The competition will use the Science Birds software originally developed by Lucas Ferreira. We have extended the original framework to include novelty and also offer a speed up of the gameplay by up to 50 times. Our new Science Birds framework allows you to generate and load game levels and immediately play them, that is you can easily use machine learning and deep learning approaches for developing and training your agents. We also developed a new API which includes screenshots, but also "noisy ground truth" which resembles what you could obtain from the screenshots using state of the art computer vision. Agents can use either screenshots, noisy ground truth or both. 

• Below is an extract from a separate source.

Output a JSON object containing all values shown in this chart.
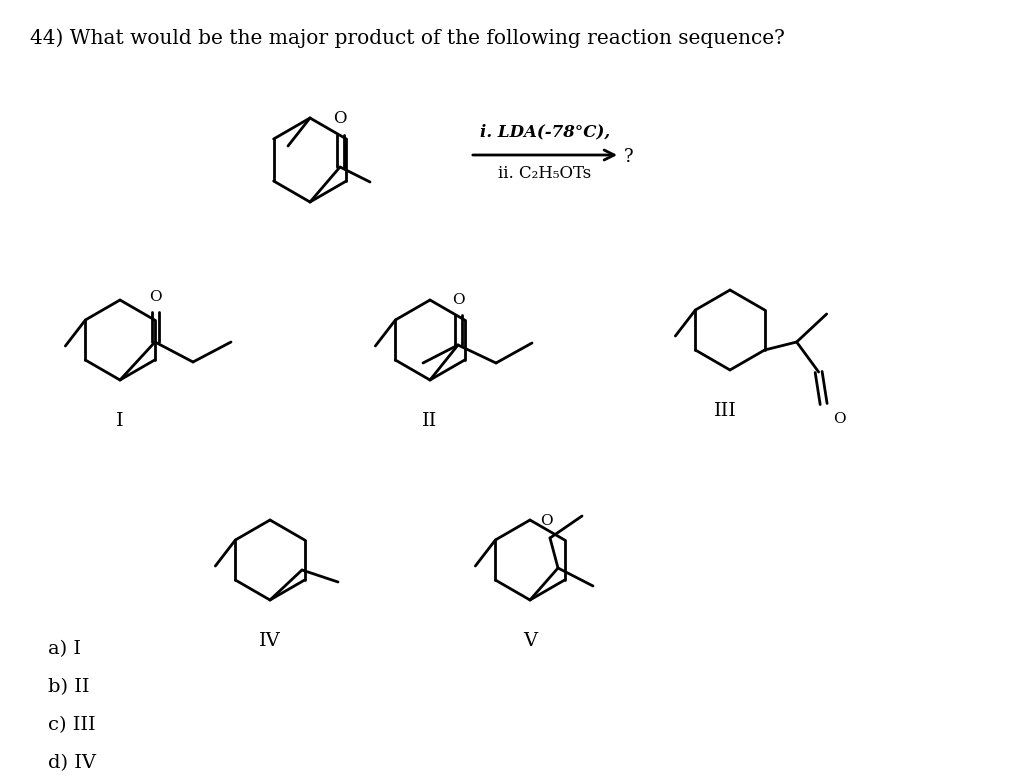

The current version of our software framework is available in open source (please use the latest release, currently 0.4.1) together with 200 sample games and 12 sample novelties (5 for novelty level 1, 5 for novelty level 2, and 2 for novelty level 3). We have the same 200 game for each of the 12 sample novelties, that is a total number of 2600 games that you can use for developing and testing your agent. We plan to release more sample novelties closer to the competition. The novelties used in the competition will be different from the sample novelties provided in advance, but of a similar type. Registered competition participants can obtain access to the source code of our modified version of Science Birds in order to introduce their own novelty for training and testing their agents.  

Note that novelty level 0 is similar to the standard AIBIRDS competition, with the only exception that we use Science Birds instead of Angry Birds Chrome. Science Birds is more natural for Machine Learning and Deep Learning-based agents as it provides a large amount of training data as well as up to 50 times speed up of gameplay, and we are considering moving our whole competition to Science Birds in future years. We therefore also want to encourage teams who are not interested in building novelty agents to be able to build agents based on the Science Birds framework. 

We hope you find this new track appealing and hope to advance the state of the art in this important field of AI.